The European Space Agency (ESA) has selected the industrial team that will design and build the first experimental payload to extract oxygen from the surface of the Moon.
ESA’s Directorate of Human and Robotic Exploration selected the team – led by Thales Alenia Space in the UK – following a competition for the best oxygen extraction device, evaluating three rival designs. The team also included AVS, Metalysis, Open University, and Redwire Space Europe.

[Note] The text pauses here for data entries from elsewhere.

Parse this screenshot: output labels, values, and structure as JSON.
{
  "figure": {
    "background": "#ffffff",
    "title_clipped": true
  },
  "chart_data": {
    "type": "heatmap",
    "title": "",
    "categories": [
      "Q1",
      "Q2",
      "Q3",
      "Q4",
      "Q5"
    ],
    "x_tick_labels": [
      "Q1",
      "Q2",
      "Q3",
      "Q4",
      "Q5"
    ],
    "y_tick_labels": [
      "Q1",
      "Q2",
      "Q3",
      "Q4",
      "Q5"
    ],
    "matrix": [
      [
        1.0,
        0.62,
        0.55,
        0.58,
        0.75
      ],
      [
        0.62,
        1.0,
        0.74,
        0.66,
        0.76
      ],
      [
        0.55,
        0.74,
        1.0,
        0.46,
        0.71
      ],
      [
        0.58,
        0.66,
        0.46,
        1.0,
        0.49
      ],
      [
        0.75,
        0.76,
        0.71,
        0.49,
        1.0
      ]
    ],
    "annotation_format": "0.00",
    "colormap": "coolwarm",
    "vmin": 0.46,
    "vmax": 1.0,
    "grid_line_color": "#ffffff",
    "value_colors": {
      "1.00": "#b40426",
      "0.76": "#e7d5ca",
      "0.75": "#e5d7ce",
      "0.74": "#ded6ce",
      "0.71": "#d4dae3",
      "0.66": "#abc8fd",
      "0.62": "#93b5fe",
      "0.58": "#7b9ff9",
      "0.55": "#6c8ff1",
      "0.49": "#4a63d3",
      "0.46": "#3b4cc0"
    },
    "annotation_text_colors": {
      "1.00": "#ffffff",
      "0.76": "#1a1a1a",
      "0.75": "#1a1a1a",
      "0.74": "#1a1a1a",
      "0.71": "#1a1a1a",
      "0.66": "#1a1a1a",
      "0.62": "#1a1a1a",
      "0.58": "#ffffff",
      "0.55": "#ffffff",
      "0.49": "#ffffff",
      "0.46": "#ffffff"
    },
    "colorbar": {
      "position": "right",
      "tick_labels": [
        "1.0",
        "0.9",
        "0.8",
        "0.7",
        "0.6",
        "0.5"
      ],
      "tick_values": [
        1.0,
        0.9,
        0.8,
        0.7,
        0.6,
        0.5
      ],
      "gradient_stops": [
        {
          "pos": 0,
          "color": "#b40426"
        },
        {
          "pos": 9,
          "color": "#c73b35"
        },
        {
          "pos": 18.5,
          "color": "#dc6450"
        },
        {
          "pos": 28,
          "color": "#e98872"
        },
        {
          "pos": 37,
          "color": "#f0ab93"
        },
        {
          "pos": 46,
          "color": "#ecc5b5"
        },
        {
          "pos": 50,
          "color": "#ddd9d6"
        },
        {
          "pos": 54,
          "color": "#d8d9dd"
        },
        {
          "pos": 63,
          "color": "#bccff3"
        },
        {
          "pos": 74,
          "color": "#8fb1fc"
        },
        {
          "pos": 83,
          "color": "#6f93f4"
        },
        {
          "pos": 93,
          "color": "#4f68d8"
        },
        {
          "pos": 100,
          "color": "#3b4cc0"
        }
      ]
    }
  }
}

As part of the project, the selected team will develop a small piece of equipment that will evaluate the prospect of building larger lunar plants to extract propellant for spacecraft and breathable air for astronauts – as well as metallic raw materials for equipment. The design will be capable of extracting 50-100 grams of oxygen from the lunar regolith, which should make up at least 70% of the total oxygen in the rock. At the same time, it would also deliver precision measurements of performance and gas concentrations.
The ESA oxygen extraction device would have to collect all oxygen within a 10 day period – running on the solar power available within a single fortnight-long lunar day, before the coming of the pitch-black, freezing lunar night.
“The payload needs to be compact, low power, and able to fly on a range of potential lunar landers, including ESA’s own European Large Logistics Lander, EL3,” said David Binns, Systems Engineer from ESA’s state-of-the-art Concurrent Design Facility (CDF). “Being able to extract oxygen from moonrock, along with useable metals, will be a game-changer for lunar exploration, allowing the international explorers set to return to the Moon to ‘live off the land’ without being dependent on long and expensive terrestrial supply lines.”
Once the technology is proven using this initial payload, a full-scale model will be sent to the Moon aboard the ESA’s logistics lander in the early part of the following decade.
The concept of producing oxygen and metals from lunar regolith has already been tested in laboratories and has proven its effectiveness. The samples returned from the lunar surface confirm that lunar regolith is made up of 40-45% percent oxygen by weight, its single most abundant element. The difficulty lies in that this oxygen is chemically bound as oxides in the form of minerals or glass and therefore not available for immediate use. A prototype was built in the laboratory to extract it, which is based on electrolysis to separate simulated lunar regolith into metals and oxygen, key basic resources for long-term sustainable space missions.